Language Learning from Texts: Degrees of Intrinsic Complexity and Their Characterizations
This paper deals with two problems: (1) what makes languages learnable in the limit by natural strategies of varying hardness, and (2) what makes classes of languages the hardest ones to learn. To quantify hardness of learning, we use intrinsic complexity based on reductions between learning problems. Two types of reductions are considered: weak reductions mapping texts (representations of languages) to texts and strong reductions mapping languages to languages. For both types of reductions, characterizations of complete (hardest) classes in terms of their algorithmic and topological potentials have been obtained. To characterize the strong complete degree, we discovered a new and natural complete class capable of “coding” any learning problem using density of the set of rational numbers.
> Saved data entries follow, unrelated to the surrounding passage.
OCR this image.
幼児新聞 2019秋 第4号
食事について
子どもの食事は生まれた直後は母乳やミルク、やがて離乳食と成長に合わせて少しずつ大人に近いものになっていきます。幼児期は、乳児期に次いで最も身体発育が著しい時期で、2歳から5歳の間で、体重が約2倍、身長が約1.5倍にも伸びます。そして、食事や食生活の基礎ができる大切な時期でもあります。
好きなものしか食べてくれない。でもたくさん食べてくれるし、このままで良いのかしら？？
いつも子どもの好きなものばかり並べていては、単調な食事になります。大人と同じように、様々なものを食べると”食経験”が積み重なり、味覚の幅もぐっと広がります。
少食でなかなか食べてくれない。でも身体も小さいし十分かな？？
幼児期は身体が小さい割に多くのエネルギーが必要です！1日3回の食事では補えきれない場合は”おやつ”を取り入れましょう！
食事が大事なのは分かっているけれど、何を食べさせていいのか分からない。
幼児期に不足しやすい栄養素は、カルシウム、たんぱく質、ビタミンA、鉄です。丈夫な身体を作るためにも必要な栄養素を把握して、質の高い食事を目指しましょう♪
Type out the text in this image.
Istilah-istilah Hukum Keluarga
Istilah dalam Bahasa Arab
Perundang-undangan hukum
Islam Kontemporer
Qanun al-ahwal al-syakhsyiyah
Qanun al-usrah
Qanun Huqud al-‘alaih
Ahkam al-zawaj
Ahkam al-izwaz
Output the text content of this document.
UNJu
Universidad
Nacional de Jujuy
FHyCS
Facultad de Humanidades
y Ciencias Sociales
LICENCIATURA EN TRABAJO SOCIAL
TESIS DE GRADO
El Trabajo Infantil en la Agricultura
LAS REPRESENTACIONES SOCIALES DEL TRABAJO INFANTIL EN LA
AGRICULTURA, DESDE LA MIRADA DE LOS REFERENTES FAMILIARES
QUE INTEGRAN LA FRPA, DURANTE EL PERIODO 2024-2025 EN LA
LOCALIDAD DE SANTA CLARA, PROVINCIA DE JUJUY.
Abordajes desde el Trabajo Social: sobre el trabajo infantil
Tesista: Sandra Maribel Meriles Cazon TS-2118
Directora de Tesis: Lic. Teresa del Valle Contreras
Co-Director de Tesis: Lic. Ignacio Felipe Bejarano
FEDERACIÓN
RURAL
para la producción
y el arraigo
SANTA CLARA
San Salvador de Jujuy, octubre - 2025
We have also discovered and characterized rich hierarchies of degrees of complexity based on “core” natural learning problems. The classes in these hierarchies contain “multidimensional” languages, where the information learned from one dimension aids in learning other dimensions. In one formalization of this idea, the grammars learned from the dimensions 1, 2, …, k specify the “subspace” for the dimension k+1, while the learning strategy for every dimension is predefined. In our other formalization, a “pattern” learned from the dimension k specifies the learning strategy for the dimension k+1. A number of open problems are discussed.
Jain, S., E. Kinber, and R. Wiehagen. "Language Learning from Texts: Degrees of Intrinsic Complexity and Their Characterizations." Journal of Computer and System Sciences 63.3 (2001): 305-354.